Three weeks ago, I noticed trends on campus and thought they were worth investigating. I found that most guys and girls on campus have certain pieces of clothing (yoga pants and basketball shorts) that they fall back on to be comfortable.
What about the students that don’t choose to wear these articles of clothing?
During my lengthy sits in the CUB, I noticed that overall girls seemed to be wearing ensembles (outfits put together with forethought) more often than yoga pants. However, almost every male student I saw was wearing basketball shorts.
In the animal kingdom, it is normally the males who are, for lack of a better word, prettier, the peacock being a brilliant example. Its dazzling plumage doubles as a sign of virility and tool for intimidation, protecting its territory from predators and other males. The peahen is left with rather unfortunate lackluster feathers the color of dirt.
It seems that the human race is quite the inverse. While the WSU campus is home to many a snappy dressing gentleman, most do not seem as infatuated with their appearances as their female counterparts.
There seems to be a deep crevasse between male and female mentalities regarding fashion. Why does it seem that a guy can throw on whatever and leave the house feeling perfectly content while girls feel the need to wear ensembles? With an uncanny likeness to Rodin’s Thinker, I sat and pondered.

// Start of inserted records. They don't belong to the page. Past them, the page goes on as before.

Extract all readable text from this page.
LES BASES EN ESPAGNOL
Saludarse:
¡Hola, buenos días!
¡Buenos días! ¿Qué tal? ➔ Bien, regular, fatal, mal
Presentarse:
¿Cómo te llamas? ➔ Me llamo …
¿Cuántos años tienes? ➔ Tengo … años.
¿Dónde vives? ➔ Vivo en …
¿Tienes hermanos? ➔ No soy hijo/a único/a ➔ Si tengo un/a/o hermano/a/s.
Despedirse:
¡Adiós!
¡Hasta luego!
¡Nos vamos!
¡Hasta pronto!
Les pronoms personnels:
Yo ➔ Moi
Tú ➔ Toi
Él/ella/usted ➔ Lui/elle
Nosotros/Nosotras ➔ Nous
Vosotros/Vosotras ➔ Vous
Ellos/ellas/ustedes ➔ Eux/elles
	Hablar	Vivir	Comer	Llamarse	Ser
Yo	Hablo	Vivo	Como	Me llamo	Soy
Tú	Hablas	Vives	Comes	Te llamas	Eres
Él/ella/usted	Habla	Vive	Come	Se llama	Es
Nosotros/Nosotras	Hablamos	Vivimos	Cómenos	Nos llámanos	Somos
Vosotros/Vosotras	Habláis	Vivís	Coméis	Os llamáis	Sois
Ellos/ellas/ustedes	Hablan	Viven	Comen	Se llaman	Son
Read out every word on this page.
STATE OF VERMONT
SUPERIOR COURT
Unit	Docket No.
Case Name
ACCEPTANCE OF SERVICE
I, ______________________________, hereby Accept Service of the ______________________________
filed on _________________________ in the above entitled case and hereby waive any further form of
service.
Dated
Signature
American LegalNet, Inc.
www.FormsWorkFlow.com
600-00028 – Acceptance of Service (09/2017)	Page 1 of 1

Do girls wear clothing to impress guys? It does seem this could be a probable answer. If you want the bro in your geology class to notice you, it would make sense to slap a pair of heels on and strut your stuff. However, contrary to popular belief, many guys don’t really care what we wear. Sure, they like it when we look good, but they would just as likely take us in jeans and t-shirts.
More likely, girls may wear fashion forward ensembles to impress other girls. I think that it is entirely possible that we wear what we do in search of acceptance from those around us. To be completely honest, I care more about the opinions of women regarding my wardrobe than that of the men folk.
When you look like you care about your appearance, do people treat you differently? I will be the first to admit that I am an attention seeker, and it feels good to be validated by compliments. However, these compliments not only acknowledge my clothes, but my existence. When my choices in fashion are applauded, I feel a connection to someone that proves that I am not floating like a lonely ghost around campus.
Maybe it’s the way clothing makes us feel. When I wear heels on campus, I imagine “Bulletproof” by La Roux playing in my wake, a proverbial theme song rendering me unstoppable. When I look good, I feel good and practically ooze confidence. This leads to positive changes in my mood and my posture, characteristics I notice in other girls who are snappy dressers.
When it comes down to it, there are a handful of things that separate men from women. Sexual dimorphism aside, men are creatures of action while women are more manipulative. Unlike the peacock, human males don’t seem to need flashy plumage to attract and intimidate. What the fairer sex wears allows inferred statements about ourselves without having to use words or action.
Is there a double standard in our society that holds women to a different standard than men? Is this why some girls feel like slobs wearing sweat pants in public while guys feel right at home in them?
I am not ignorant enough to say that I completely understand the male psyche regarding fashion, or the female take for that matter. Some girls would not be caught dead in a pair of stilettos, and some guys wear shirts and ties every day.
After thinking for an inordinate amount of time about seeming unanswerable questions, I realized that I was going about it all wrong. I could have interviewed Cougs by the thousands, and I would have still been miles away from an answer.
I finally came to the conclusion that while there is a difference in the fashion mentalities of men and women, the true difference lies in the mentalities of the individual.